La bistecca alla fiorentina di Cortona è un'esperienza da vivere almeno una volta nella vita: i lombata di Chianina adulta — la razza bovina autoctona della Val di Chiana, allevata allo stato semi-brado sin dall'antichità — arrivano porzionate in tagli da settecento grammi a un chilo e duecento, cotti sulla griglia circolare più grande d'Italia che ha ottenuto il Guinness World Record con i suoi quattordici metri di circonferenza.

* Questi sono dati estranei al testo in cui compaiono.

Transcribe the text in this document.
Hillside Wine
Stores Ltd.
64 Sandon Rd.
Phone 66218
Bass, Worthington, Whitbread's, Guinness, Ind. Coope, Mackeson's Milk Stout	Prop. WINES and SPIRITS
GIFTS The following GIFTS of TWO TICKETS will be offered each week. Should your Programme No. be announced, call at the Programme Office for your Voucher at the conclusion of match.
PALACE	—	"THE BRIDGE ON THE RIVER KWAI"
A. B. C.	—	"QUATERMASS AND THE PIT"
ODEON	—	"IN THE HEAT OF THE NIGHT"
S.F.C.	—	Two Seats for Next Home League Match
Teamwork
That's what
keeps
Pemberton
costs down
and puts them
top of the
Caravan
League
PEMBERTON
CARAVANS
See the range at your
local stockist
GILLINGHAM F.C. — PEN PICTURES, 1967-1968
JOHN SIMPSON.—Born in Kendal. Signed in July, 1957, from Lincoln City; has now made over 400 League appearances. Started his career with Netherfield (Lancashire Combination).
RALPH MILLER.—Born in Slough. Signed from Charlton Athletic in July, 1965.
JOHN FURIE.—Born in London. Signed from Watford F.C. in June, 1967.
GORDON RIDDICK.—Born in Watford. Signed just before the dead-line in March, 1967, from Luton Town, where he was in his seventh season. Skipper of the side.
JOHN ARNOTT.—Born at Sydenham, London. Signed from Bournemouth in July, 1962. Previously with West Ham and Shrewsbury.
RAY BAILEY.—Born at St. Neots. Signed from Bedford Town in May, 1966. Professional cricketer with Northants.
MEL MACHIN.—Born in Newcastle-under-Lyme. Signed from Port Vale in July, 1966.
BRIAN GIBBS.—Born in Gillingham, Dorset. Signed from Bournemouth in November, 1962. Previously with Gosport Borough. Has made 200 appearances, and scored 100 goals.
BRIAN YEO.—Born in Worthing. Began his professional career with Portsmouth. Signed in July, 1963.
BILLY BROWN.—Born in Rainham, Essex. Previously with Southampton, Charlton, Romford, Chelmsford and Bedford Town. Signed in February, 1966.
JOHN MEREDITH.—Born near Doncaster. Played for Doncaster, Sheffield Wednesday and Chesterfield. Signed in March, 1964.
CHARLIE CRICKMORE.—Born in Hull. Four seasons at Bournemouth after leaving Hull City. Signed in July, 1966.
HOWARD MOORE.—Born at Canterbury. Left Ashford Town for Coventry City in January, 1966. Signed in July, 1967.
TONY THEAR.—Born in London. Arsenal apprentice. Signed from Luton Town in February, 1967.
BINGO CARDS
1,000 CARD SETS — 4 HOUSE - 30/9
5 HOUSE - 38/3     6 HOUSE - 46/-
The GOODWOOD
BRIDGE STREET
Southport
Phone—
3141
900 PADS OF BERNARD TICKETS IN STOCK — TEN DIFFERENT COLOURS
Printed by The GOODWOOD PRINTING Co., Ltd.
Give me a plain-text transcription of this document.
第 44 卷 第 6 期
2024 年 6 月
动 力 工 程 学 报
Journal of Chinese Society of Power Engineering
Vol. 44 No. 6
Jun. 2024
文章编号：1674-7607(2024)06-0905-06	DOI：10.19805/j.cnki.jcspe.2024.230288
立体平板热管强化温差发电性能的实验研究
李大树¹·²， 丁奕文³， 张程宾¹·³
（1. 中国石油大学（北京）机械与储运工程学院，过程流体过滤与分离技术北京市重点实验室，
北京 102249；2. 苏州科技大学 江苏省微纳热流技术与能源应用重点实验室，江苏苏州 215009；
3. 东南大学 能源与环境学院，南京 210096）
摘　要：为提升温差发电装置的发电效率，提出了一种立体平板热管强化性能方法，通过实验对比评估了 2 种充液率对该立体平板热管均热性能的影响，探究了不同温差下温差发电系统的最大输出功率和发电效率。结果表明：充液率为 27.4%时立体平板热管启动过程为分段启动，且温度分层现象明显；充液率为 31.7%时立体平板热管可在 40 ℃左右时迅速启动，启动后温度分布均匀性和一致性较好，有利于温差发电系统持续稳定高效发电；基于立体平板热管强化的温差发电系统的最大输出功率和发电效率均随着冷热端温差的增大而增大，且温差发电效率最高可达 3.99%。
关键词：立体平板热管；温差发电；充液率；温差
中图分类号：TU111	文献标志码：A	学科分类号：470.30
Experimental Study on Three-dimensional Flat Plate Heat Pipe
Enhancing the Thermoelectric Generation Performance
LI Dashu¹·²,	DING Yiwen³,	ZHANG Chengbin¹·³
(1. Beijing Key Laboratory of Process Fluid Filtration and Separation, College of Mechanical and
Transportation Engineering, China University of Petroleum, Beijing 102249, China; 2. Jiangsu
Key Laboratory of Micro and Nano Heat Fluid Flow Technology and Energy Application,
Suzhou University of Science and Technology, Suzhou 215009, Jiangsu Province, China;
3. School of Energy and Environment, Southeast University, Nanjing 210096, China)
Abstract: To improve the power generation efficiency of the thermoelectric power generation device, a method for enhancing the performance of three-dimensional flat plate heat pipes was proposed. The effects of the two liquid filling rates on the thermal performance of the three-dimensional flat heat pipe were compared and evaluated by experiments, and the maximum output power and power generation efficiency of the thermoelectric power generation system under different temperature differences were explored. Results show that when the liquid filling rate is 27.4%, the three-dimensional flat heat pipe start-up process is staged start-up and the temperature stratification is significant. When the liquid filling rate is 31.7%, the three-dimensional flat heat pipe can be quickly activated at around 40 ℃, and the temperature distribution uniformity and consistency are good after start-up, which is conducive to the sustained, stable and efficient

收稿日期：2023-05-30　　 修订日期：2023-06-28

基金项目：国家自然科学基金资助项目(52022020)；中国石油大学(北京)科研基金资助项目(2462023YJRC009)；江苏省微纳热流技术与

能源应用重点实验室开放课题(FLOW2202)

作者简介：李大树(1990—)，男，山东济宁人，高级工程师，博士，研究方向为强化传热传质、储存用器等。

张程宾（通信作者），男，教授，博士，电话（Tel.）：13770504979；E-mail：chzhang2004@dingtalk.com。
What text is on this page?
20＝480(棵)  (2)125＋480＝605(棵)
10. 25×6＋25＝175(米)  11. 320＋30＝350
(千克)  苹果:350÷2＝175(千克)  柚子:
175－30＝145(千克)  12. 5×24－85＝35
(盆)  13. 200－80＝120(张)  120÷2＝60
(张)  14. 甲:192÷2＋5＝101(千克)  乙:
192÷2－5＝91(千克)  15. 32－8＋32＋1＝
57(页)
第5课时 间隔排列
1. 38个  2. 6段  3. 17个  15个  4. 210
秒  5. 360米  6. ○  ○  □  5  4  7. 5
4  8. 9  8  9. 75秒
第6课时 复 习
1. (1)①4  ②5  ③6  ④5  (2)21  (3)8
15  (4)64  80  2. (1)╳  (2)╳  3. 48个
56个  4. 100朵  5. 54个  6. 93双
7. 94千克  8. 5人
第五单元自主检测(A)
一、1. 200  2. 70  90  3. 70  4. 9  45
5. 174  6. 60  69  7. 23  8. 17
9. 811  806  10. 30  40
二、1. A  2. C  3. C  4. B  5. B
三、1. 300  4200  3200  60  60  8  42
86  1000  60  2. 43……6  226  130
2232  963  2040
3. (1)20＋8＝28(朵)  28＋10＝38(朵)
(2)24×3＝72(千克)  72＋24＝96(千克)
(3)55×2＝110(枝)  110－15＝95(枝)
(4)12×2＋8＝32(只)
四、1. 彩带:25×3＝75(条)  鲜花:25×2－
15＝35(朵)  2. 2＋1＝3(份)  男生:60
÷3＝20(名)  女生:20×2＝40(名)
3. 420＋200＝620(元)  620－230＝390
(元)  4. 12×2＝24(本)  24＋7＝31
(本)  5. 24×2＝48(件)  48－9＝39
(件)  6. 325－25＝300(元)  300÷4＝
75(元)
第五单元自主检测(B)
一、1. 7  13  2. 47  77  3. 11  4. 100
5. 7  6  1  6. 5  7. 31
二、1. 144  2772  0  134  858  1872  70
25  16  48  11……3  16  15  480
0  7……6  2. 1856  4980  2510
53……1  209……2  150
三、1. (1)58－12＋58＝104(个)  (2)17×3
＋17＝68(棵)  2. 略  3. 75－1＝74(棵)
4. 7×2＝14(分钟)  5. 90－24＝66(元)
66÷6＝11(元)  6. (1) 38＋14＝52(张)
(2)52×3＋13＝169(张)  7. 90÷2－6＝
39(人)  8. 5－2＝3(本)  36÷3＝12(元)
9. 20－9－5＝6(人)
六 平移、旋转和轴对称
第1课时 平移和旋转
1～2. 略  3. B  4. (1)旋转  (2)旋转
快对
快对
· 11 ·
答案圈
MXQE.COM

La Chianina è la razza bovina più antica del mondo: i buoi bianchi che ancora oggi pascolano nella Valdichiana compaiono già negli affreschi etruschi del II secolo a.C. La bistecca che si mangia alla sagra di Cortona ha quindi un sapore non solo gastronomico ma storico: ogni boccone è il sapore di un territorio che alleva e macella secondo tradizioni millenarie.
Attorno alla sagra, Cortona offre il meglio del suo profilo medievale: le mura etrusche, il Museo dell'Accademia Etrusca, le botteghe di ceramica artigianale e la vista sulla Valdichiana che al tramonto diventa quasi surreale. Una sagra situata nel cuore della Toscana più autentica.